Cybersecurity researchers have shed more light on a malicious loader that runs as a server and executes received modules in memory, laying bare the structure of an “advanced multi-layered virtual machine” used by the malware to fly under the radar.
Wslink, as the malicious loader is called, was first documented by Slovak cybersecurity company ESET in October 2021, with very few telemetry hits detected in the past two years spanning Central Europe, North America, and the Middle East.
Analysis of the malware samples have yielded little to no clues about the initial compromise vector used and no code, functionality or operational similarities have been uncovered to suggest that this is a tool from a previously identified threat actor.
Packed with a file compression utility named NsPack, Wslink makes use of what’s called a process virtual machine (VM), a mechanism to run an application in a platform-independent manner that abstracts the underlying hardware or operating system, as an obfuscation method but with a crucial difference.
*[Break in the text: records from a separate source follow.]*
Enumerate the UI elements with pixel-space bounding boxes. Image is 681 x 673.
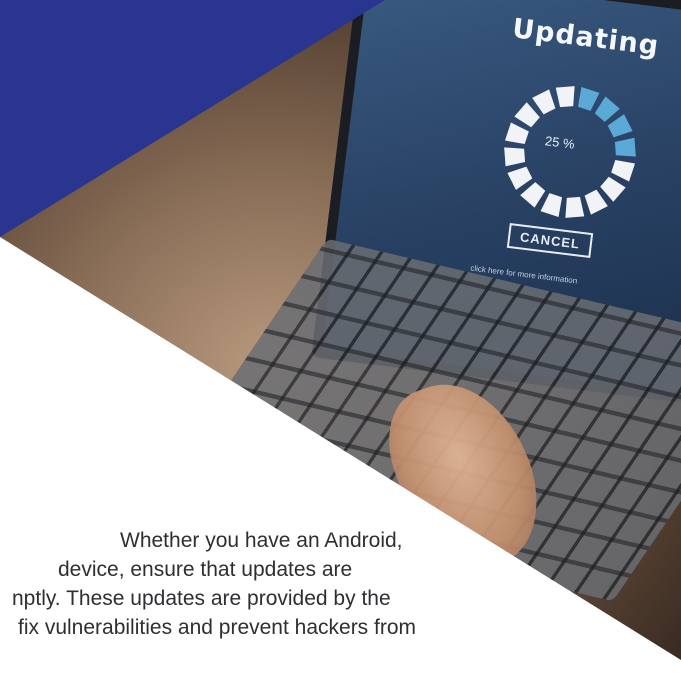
progress-segment <box>504 147 526 167</box>
update-illustration: Updating 25 % CANCEL click here for more… <box>0 0 681 673</box>
article-text: Whether you have an Android, device, ens… <box>0 526 560 642</box>
progress-segment <box>540 193 563 217</box>
article-line-1: Whether you have an Android, <box>120 529 403 552</box>
progress-segment <box>611 159 635 182</box>
progress-segment <box>565 196 585 218</box>
progress-segment <box>614 137 636 157</box>
article-line-4: fix vulnerabilities and prevent hackers … <box>18 616 417 639</box>
progress-ring <box>504 86 636 218</box>
article-line-2: device, ensure that updates are <box>58 558 353 581</box>
progress-segment <box>505 122 529 145</box>
progress-segment <box>577 87 600 111</box>
progress-segment <box>555 86 575 108</box>
article-line-3: nptly. These updates are provided by the <box>12 587 391 610</box>
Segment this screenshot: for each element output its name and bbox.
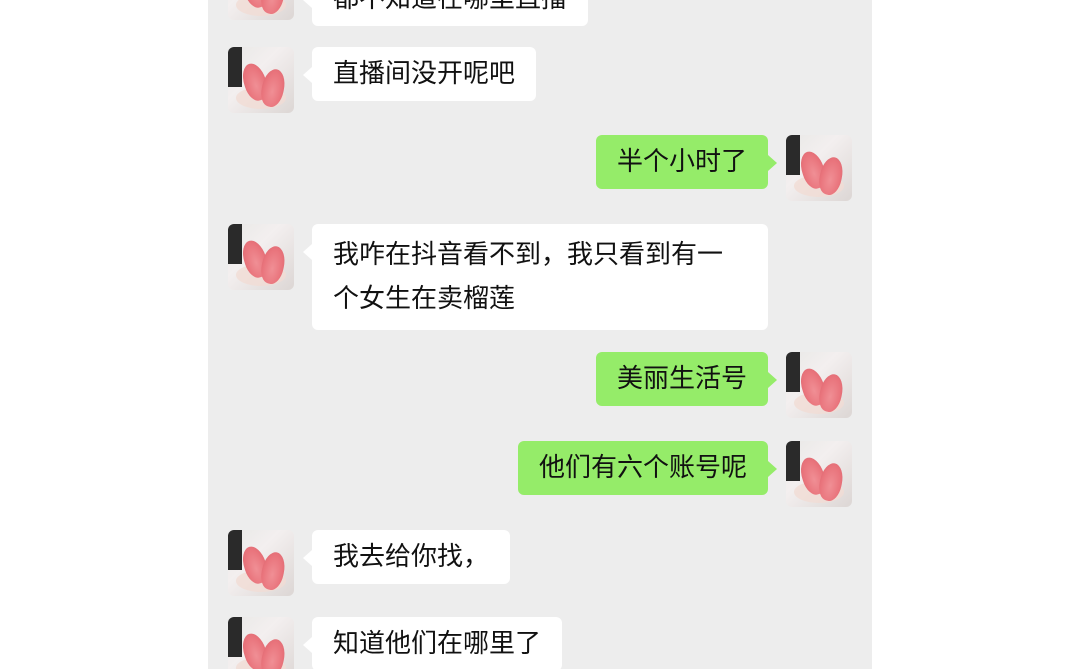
contact-avatar[interactable] xyxy=(228,617,294,669)
message-bubble[interactable]: 知道他们在哪里了 xyxy=(302,617,563,669)
message-bubble[interactable]: 我去给你找， xyxy=(302,530,511,584)
message-incoming: 直播间没开呢吧 xyxy=(208,47,872,115)
message-bubble[interactable]: 半个小时了 xyxy=(595,135,778,189)
my-avatar[interactable] xyxy=(786,441,852,507)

“Virtual machines used as obfuscation engines […] are not intended to run cross-platform applications and they usually take machine code compiled or assembled for a known ISA [instruction set architecture], disassemble it, and translate that to their own virtual ISA,” ESET malware analyst Vladislav Hrčka said.
“The strength of this obfuscation technique resides in the fact that the ISA of the VM is unknown to any prospective reverse engineer – a thorough analysis of the VM, which can be very time-consuming, is required to understand the meaning of the virtual instructions and other structures of the VM.”
What’s more, the virtualized Wslink malware package comes with a diverse arsenal of tactics to hamper reverse engineering, including junk code, encoding of virtual operands, merging of virtual instructions, and the use of a nested virtual machine.
“Obfuscation techniques are a kind of software protection intended to make code hard to understand and hence conceal its objectives; obfuscating virtual machine techniques have become widely misused for illicit purposes such as obfuscation of malware samples, since they hinder both analysis and detection,” Hrčka said.